Decided April 18, 2000.
Construing the language of OCGA § 50-13-2 (1) as a whole so as to give effect to the legislative intent of the entire statute, we find that the exclusion of “any school, college, hospital, or other such educational, eleemosynary, or charitable institution” was intended to apply only to those institutions which provide educational or charitable services directly, and not to the administrative bodies through which they are regulated.

(Citation omitted.) Id. at 231. In Kitchens, this Court interpreted provisions of the APA; in the present case, we must interpret provisions of a separate act, the Georgia Forensic Sciences Act of 1997, which would have no application to the Board of Education issue raised in Kitchens. It is within this Act that the legislature specifically enacted additional exemptions to the APA. See Ga. L. 1997, p. 1421; OCGA § 35-3-155. The Georgia Forensic Sciences Act of 1997 was a comprehensive overhaul of statutes dealing with the DFS. See Helmeci, supra at 867.

Where the language of a statute consists of common, ordinary words, and there is nothing to show that any unusual meaning is to be attached thereto, the court cannot deny the language its ordinary, usual signification; nor is the court required to give the language a forced and strained interpretation.

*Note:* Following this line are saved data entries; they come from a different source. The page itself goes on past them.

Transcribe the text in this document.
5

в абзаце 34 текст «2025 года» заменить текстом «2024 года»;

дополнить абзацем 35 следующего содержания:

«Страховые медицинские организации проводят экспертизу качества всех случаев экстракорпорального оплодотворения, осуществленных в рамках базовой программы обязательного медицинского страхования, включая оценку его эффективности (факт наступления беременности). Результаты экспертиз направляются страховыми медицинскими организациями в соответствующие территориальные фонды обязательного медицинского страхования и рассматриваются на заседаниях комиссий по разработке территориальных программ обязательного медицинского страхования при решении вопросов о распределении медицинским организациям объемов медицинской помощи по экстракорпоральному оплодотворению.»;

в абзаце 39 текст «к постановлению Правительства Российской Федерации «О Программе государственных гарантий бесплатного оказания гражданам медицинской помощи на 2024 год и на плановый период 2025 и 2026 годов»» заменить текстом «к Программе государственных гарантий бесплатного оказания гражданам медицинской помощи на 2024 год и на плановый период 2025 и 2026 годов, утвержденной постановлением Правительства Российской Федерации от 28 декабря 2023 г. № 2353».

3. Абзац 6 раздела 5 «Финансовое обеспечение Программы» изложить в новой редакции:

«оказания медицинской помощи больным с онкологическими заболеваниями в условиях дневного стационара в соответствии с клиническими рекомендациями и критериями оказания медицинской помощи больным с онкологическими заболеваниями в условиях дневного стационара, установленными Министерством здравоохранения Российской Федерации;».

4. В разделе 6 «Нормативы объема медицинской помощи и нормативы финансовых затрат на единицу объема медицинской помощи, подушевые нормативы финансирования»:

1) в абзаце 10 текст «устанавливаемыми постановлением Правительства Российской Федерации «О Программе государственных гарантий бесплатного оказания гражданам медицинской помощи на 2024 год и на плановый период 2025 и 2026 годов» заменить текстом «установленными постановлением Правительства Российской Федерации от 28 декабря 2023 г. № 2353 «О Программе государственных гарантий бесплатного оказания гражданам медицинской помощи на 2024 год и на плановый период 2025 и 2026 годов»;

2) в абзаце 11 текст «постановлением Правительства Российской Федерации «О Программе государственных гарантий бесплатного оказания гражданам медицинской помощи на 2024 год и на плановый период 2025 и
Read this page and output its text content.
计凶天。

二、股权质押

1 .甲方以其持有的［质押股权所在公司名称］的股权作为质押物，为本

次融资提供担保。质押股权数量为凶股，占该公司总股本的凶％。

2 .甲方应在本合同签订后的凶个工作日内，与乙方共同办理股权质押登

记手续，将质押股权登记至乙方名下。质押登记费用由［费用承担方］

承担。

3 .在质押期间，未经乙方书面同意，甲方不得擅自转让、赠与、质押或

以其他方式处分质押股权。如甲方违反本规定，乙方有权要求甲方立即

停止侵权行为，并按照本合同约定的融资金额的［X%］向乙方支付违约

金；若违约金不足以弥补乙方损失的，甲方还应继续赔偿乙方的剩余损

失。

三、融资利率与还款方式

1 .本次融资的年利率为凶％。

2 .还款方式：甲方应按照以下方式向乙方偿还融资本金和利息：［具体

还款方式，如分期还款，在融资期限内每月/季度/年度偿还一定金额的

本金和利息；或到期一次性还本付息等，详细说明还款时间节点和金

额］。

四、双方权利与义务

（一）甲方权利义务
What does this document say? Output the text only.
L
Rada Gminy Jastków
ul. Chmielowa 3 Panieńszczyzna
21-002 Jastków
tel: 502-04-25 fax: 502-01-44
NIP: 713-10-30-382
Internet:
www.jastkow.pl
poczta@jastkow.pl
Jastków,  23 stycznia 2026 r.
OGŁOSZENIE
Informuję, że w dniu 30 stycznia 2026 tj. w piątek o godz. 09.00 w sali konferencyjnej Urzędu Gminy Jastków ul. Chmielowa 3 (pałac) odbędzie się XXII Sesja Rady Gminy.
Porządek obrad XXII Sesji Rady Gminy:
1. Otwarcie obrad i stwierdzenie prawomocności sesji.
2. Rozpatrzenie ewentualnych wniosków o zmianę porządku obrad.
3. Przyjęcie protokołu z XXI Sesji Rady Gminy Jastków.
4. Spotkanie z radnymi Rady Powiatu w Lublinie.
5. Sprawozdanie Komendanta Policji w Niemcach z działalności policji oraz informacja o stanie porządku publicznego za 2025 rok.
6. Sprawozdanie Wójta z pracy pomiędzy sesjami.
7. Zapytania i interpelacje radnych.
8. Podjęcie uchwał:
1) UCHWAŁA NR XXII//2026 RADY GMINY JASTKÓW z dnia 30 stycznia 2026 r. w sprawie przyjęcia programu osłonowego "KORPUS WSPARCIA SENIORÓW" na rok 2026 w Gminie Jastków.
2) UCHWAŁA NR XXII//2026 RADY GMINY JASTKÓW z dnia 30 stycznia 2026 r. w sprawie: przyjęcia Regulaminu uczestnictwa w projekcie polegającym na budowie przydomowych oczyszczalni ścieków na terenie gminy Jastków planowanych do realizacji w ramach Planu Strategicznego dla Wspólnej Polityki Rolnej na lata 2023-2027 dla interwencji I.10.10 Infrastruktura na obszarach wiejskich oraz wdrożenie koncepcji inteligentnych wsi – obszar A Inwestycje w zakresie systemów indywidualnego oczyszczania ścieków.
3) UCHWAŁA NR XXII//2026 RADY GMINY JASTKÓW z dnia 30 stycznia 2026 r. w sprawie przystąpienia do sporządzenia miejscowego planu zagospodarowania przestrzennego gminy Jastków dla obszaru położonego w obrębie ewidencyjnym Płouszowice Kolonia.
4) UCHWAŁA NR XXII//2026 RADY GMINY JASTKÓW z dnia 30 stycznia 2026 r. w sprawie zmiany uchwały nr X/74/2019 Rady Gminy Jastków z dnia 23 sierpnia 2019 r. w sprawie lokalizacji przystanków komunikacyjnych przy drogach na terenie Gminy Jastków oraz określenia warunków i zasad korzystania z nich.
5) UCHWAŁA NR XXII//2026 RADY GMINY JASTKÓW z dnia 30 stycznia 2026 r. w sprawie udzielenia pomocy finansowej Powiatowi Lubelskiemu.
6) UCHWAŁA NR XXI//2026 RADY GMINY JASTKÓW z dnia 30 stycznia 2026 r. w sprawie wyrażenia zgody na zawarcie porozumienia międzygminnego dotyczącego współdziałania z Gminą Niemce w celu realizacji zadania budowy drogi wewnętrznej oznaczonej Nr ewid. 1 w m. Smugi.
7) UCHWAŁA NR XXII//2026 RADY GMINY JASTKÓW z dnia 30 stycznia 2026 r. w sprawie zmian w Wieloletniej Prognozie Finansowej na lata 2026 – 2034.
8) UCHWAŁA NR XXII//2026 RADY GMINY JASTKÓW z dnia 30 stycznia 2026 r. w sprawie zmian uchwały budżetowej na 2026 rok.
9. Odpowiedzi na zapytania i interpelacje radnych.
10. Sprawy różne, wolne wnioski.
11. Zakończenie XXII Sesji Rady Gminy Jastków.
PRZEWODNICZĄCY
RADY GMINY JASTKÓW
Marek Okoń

Sheffield v. Cotton States Mut. Ins. Co., 141 Ga. App. 861, 863 (234 SE2d 695) (1977). OCGA § 35-3-155 excludes technical standards and procedures for the collection and testing of evidence. Even accepting a narrow construction of the statute, the officer’s training falls within the exception without expanding its plain language. Clearly, the procedure by which the officer obtained a DFS certificate to operate an Intoximeter 5000 is a technical procedure encompassed within the collection and testing of evidence. Our finding is also consistent with the legislature’s intent in streamlining DFS’ duties and responsibilities by enacting the Georgia Forensic Sciences Act of 1997.

Judgment reversed.

Eldridge and Barnes, JJ, concur. Jerry Rylee, Solicitor, Larry A. Baldwin II, Assistant Solicitor, for appellant. Jeffrey R. Sliz, for appellee.